Zimbabwe’s ruling ZANU-PF party said on Sunday that Robert Mugabe must resign as the country’s president or face impeachment, as it also resolved to expel his wife Grace.
A party meeting in Harare agreed that “Mugabe resign forthwith from his position as president of Zimbabwe” by midday Monday or face impeachment proceedings.
Party spokesman Simon Khaya Moyo added that “Grace is on the list of people to be expelled from the party”.
On Sunday, Mugabe was facing the imminent end of his 37-year rule as the once-loyal ZANU-PF party sacked him as its leader and army generals piled pressure on him to resign by Monday.
Mugabe’s grip on power was broken last week when the military took over, angered at his wife Grace’s emergence as the leading candidate to succeed the 93-year-old president. On Saturday, tens of thousands of overjoyed protesters flooded the streets of Zimbabwe in peaceful celebrations marking the apparent end of his long and authoritarian rule.
“We meet here today with a heavy heart,” party official Obert Mpofu told the ZANU-PF meeting in Harare on Sunday, referring to Mugabe as “the outgoing president”.
“(Mugabe’s) wife and close associates have taken advantage of his frail condition to usurp power and loot state resources,” he said.
“Our people are demanding… the recall of the president and first secretary of ZANU-PF from his position in the party.”
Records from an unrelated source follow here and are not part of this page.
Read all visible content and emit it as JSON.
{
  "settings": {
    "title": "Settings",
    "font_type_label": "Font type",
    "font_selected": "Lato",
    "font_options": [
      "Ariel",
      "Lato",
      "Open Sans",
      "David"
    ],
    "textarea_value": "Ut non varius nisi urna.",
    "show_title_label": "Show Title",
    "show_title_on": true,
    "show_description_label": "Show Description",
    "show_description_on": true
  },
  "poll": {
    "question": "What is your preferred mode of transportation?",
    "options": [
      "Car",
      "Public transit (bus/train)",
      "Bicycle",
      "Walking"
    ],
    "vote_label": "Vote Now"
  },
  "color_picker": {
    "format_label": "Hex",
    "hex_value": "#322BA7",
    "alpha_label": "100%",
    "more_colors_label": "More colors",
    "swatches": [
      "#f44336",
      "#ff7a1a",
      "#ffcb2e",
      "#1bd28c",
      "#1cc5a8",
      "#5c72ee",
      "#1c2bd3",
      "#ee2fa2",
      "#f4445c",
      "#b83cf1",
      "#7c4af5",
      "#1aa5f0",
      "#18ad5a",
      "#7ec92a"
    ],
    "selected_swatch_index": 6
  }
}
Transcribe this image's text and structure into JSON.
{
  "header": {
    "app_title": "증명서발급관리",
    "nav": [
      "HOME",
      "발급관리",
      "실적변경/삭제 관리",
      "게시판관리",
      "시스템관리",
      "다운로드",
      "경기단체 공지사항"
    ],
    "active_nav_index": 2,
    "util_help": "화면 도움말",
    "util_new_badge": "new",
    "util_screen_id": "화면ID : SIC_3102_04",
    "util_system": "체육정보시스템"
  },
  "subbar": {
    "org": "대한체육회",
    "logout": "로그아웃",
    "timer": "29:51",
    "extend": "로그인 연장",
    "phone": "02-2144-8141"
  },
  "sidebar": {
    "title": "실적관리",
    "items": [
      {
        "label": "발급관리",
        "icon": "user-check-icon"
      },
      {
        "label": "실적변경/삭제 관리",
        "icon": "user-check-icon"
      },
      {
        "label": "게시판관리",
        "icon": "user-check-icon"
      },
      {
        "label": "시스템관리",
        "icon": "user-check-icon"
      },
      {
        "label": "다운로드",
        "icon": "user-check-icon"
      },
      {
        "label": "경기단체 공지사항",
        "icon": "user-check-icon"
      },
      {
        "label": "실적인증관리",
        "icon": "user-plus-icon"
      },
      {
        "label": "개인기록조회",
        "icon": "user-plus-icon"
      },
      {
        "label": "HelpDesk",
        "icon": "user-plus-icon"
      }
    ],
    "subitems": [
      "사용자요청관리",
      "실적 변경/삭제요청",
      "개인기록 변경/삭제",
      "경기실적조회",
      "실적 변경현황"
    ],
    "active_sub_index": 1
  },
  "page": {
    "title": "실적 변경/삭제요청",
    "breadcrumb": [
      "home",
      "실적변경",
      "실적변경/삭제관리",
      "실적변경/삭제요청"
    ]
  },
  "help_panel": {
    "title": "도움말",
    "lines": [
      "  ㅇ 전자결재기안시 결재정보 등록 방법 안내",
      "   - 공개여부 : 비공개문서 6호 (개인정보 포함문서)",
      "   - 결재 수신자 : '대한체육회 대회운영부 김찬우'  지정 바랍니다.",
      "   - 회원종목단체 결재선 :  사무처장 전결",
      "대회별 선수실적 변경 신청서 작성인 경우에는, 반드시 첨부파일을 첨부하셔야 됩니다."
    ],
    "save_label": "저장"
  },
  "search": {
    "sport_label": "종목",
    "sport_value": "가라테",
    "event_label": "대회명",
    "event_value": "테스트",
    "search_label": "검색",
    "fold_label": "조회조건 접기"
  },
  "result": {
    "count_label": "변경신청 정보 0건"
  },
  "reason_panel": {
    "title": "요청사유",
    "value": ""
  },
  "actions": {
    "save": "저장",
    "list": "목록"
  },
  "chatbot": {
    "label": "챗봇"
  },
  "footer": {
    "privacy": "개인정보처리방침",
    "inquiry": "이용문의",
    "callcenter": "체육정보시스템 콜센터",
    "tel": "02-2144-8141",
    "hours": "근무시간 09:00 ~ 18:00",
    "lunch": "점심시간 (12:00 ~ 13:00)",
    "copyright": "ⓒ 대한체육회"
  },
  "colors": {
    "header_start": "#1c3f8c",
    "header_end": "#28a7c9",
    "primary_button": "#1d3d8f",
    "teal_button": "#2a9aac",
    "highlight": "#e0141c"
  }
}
Mugabe remains in office but now faces overwhelming opposition from the generals, much of the Zimbabwean public and from his own party.
The influential ZANU-PF Youth League on Sunday reversed its previous devotion to Mugabe, saying that he must resign and Grace must be expelled from the party.
Army chiefs who led the takeover were due to hold further talks with the president later Sunday.
The two sides first met on Thursday, smiling in photographs that attempted to present a dignified image of the tense process of negotiating Mugabe’s departure.
Veterans of the independence war — who were also formerly key Mugabe allies — added their voice in support of him resigning, demanding that he leave office on Sunday.
Zimbabweans have experienced a historic week in which the military seized power and put Mugabe under house arrest in response to his sacking of vice president Emmerson Mnangagwa, chief rival of Mugabe’s powerful 52-year-old wife Grace.
On Saturday, in scenes of public euphoria not seen since Zimbabwe’s independence in 1980, huge crowds marched and sang their way through Harare and other cities.
The demonstrations included citizens of all ages, jubilant that Mugabe appeared to be on his way out.
In central Harare, a group of young men tore down a green metal street sign bearing Robert Mugabe’s name and smashed it repeatedly on the road.
Such open dissent would have just a week ago would have been routinely crushed by security forces.
Peace, jobs, a normal life
“What you saw yesterday, it shows that the people have spoken,” Mordecai Makore, 71, a retired teacher told AFP after attending Sunday morning service at the Catholic cathedral in central Harare.
“All we want is peace, a good life with a working economy that creates jobs for our people. We will continue praying for that. I want my children and grandchildren to live a normal good life.”
The majority of Zimbabweans have only known life under Mugabe’s rule, which has been defined by violent suppression, economic collapse and international isolation.
Sources suggest Mugabe has been battling to delay to his exit and to secure a deal guaranteeing future protection for him and his family.
He attended a university graduation ceremony on Friday, in a show of defiance at the talks with General Constantino Chiwenga, who led the military power grab.
The succession race that triggered Zimbabwe’s sudden crisis was between party hardliner Mnangagwa — known as the Crocodile — and a group called “Generation 40” or “G40” because its members are generally younger, which campaigned for Grace’s cause.
“She is very acceptable. Very much accepted by the people,” Mugabe said of Grace in a faltering interview to mark his 93rd birthday last February.
The president, who is feted in parts of Africa as the continent’s last surviving liberation leader, is increasingly fragile health, but previously said he would stand in elections next year that could see him remain in power until aged nearly 100.
He became prime minister on Zimbabwe’s independence from Britain in 1980 and then president in 1987.
Zimbabwe’s economic output has halved since 2000 when many white-owned farms were seized, leaving the key agricultural sector in ruins.